Улла молчала, слушала, смотрела на огонь. Ее аристократический профиль вырисовывался в мягком свете затухающего жара. «Карьеристка» — назвал ее Эрик. Карьеристка с социальными амбициями. Но в этом была не вся истина. Я вспомнил книгу, которую читал в тиведенском домике, книгу, в которой Свен Стольпе рассказывал о королеве Кристине. О том, что, когда надо, женщины намного сильнее мужчин. Умнее и иногда куда бесцеремоннее. Кристина шла собственным путем, не думая ни о традициях, ни о правилах. И когда ее верный друг изменил и предал ее, она приказала убить его. Густав изменил Улле, предал их любовь, отодвинул ее в сторону ради молодой девушки. Этого она никогда не могла простить ему. Однажды она так сказала о нем: «Нельзя безнаказанно прожить жизнь, раня, вредя и унижая других людей». Вот он и понес наказание.
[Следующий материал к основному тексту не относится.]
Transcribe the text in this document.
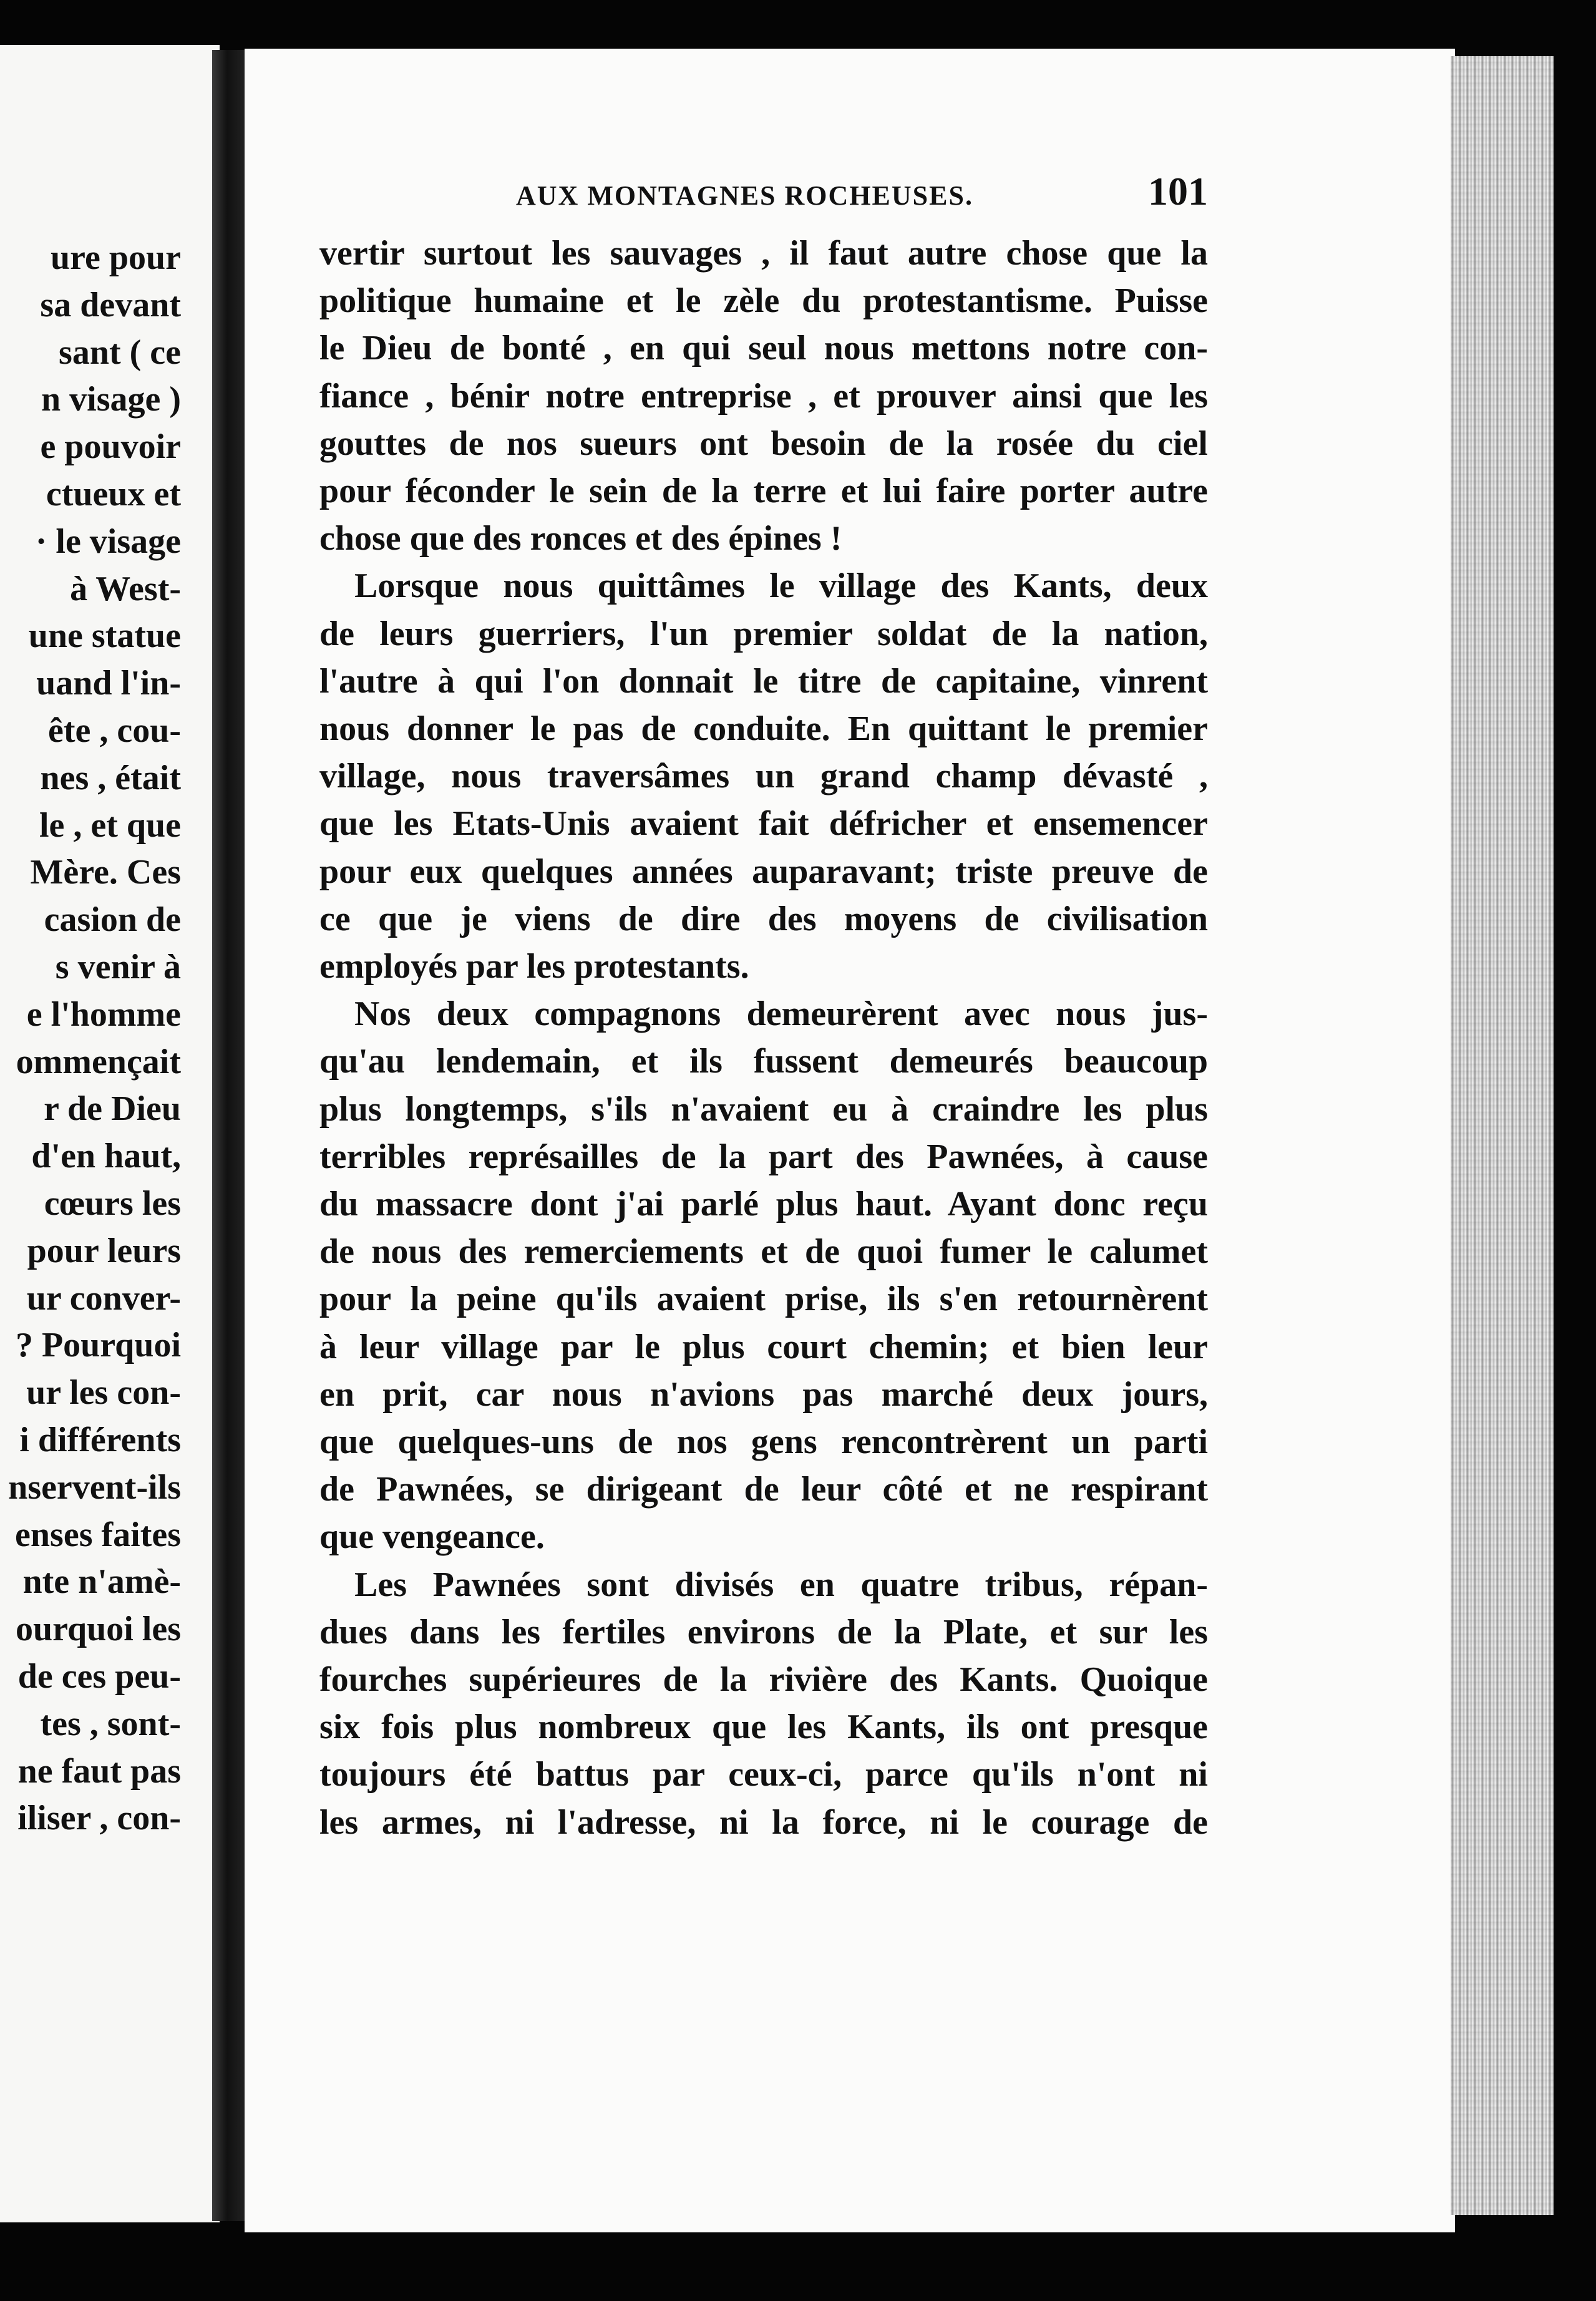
ure pour
sa devant
sant ( ce
n visage )
e pouvoir
ctueux et
· le visage
à West-
une statue
uand l'in-
ête , cou-
nes , était
le , et que
Mère. Ces
casion de
s venir à
e l'homme
ommençait
r de Dieu
d'en haut,
cœurs les
pour leurs
ur conver-
? Pourquoi
ur les con-
i différents
nservent-ils
enses faites
nte n'amè-
ourquoi les
de ces peu-
tes , sont-
ne faut pas
iliser , con-
AUX MONTAGNES ROCHEUSES.	101
vertir surtout les sauvages , il faut autre chose que la
politique humaine et le zèle du protestantisme. Puisse
le Dieu de bonté , en qui seul nous mettons notre con-
fiance , bénir notre entreprise , et prouver ainsi que les
gouttes de nos sueurs ont besoin de la rosée du ciel
pour féconder le sein de la terre et lui faire porter autre
chose que des ronces et des épines !
Lorsque nous quittâmes le village des Kants, deux
de leurs guerriers, l'un premier soldat de la nation,
l'autre à qui l'on donnait le titre de capitaine, vinrent
nous donner le pas de conduite. En quittant le premier
village, nous traversâmes un grand champ dévasté ,
que les Etats-Unis avaient fait défricher et ensemencer
pour eux quelques années auparavant; triste preuve de
ce que je viens de dire des moyens de civilisation
employés par les protestants.
Nos deux compagnons demeurèrent avec nous jus-
qu'au lendemain, et ils fussent demeurés beaucoup
plus longtemps, s'ils n'avaient eu à craindre les plus
terribles représailles de la part des Pawnées, à cause
du massacre dont j'ai parlé plus haut. Ayant donc reçu
de nous des remerciements et de quoi fumer le calumet
pour la peine qu'ils avaient prise, ils s'en retournèrent
à leur village par le plus court chemin; et bien leur
en prit, car nous n'avions pas marché deux jours,
que quelques-uns de nos gens rencontrèrent un parti
de Pawnées, se dirigeant de leur côté et ne respirant
que vengeance.
Les Pawnées sont divisés en quatre tribus, répan-
dues dans les fertiles environs de la Plate, et sur les
fourches supérieures de la rivière des Kants. Quoique
six fois plus nombreux que les Kants, ils ont presque
toujours été battus par ceux-ci, parce qu'ils n'ont ni
les armes, ni l'adresse, ni la force, ni le courage de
— Ты не знаешь, каким он был, — тихо сказала она, нарушая тишину. — В каком аду я жила все эти годы. Как он властвовал, как мучил, как унижал меня. Раньше было такое выражение: «домашний тиран». Он и был им, домашним тираном. Кстати, я сейчас вспомнила одну детскую песенку, — и тень улыбки скользнула по ее лицу. — «Фредрик-малыш, ей-богу, настоящий тиран. Он ловко ловит мух и сжигает их по частям». Густав вредил людям. А высокомерие и свое властолюбие в полной мере раскрывал дома. А все его делишки, все его любовные истории! А эта распущенная девка, с которой он снюхался в прошлое лето. Ты бы видел ее! Ты знал лишь видимость девичьей невинности с вытаращенными огромными глазами, которую она показывала другим. Я ненавидела его и ее тоже. «Ты должна отказаться от всего», — заявили они. Оставить все ей. Потому что у нас было с ним заключено брачное соглашение, как это ни глупо. Чтобы защитить меня, — горько добавила она. — Так утверждал Густав. Нет, я не соглашалась на это.